It would be difficult to overstate the impact of Harolds Club on the city of Reno, the trajectory of Nevada gaming, and the entire U.S. casino industry. Founded in 1935 by Harold Smith, Sr. with the help of $500 borrowed from his father, Raymond I. "Pappy" Smith, Harolds Club (apostrophe intentionally omitted after the first few years) was largely responsible for changing the perception of gambling in the United States from a vice to a respectable form of recreation. The members of the Smith family were renowned not just for their showmanship and marketing savvy, but for their immense dedication to promoting the entire city of Reno, providing scholarships for local students, and treating their employees like family.

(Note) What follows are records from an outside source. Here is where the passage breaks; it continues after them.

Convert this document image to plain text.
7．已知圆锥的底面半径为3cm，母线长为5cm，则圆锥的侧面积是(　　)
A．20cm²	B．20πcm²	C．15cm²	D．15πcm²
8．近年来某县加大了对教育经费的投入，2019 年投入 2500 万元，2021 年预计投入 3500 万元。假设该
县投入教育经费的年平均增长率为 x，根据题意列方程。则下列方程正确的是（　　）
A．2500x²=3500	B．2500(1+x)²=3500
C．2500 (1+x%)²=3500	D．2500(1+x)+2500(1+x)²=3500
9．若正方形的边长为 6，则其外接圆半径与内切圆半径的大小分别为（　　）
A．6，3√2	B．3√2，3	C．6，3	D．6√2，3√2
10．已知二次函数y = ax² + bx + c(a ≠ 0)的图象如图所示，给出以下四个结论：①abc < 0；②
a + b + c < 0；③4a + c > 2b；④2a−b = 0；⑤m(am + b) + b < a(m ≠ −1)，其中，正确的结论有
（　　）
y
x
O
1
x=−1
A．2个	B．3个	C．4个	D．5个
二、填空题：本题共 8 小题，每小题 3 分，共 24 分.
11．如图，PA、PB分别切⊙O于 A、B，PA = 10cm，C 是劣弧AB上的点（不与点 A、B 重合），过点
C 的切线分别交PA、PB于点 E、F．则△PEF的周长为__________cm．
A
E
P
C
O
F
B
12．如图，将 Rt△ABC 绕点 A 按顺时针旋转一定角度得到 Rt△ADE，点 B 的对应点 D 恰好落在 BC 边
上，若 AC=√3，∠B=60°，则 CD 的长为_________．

Harold Smith, Sr. together with his brother, Raymond A. Smith, first opened their family's modest casino in June of 1935 in a single storefront with only an eight-foot-high penny roulette wheel and two slot machines. Within months they were joined by their father, "Pappy" Smith, and expanded their offerings to include fan-tan and craps. They were perhaps most infamous for an early, albeit short-lived, game of mouse roulette. The club did well, and expanded into a neighboring storefront in 1941, which allowed them to add a greater variety of games, including poker, craps, and 21.
Harolds Club is widely recognized as the first casino to hire female dealers, a practice they initiated in the late 1930s with female members of the Smith family. In 1947 the club expanded north into the former site of Harrah's Bingo and opened the Covered Wagon Room, a pioneer-themed visual extravaganza that included the famous Silver Dollar Bar, featuring more than 2,000 silver dollars encased in plastic along the bar top.
In 1949 Harolds Club expanded again and opened the Roaring Camp Room, full of more western memorabilia including hundreds of historic firearms. In 1949 the Smith family hired artist Theodore McFall to design the famous mural that adorned the club's Virginia Street facade for the next fifty years. Like the club's interior decor, the mural capitalized on the popularity of stereotypical depictions of cowboys, pioneers, Indians, and the West that dominated American culture at the time. Harolds Club was also known worldwide for its groundbreaking marketing slogan, "Harolds Club or Bust," which at its height blazed across more than 2,300 billboards across the United States and selected locations worldwide.
Continued success led to more expansion in 1950s with a seven-floor addition topped by a showroom called the Fun Room. The Smiths sold the property and buildings to a New York investment firm in 1962 but leased back the casino. In 1970, the entire venture was purchased by Howard Hughes and in 1994 was set to be purchased by a New Jersey gaming company that eventually called off the sale. Harolds Club closed in 1995 and never reopened. The property was purchased by Harrah's Reno, which demolished Harolds Club in 1999, but not before the famous mural was carefully removed. It was later reinstalled at Reno's Livestock Events Center.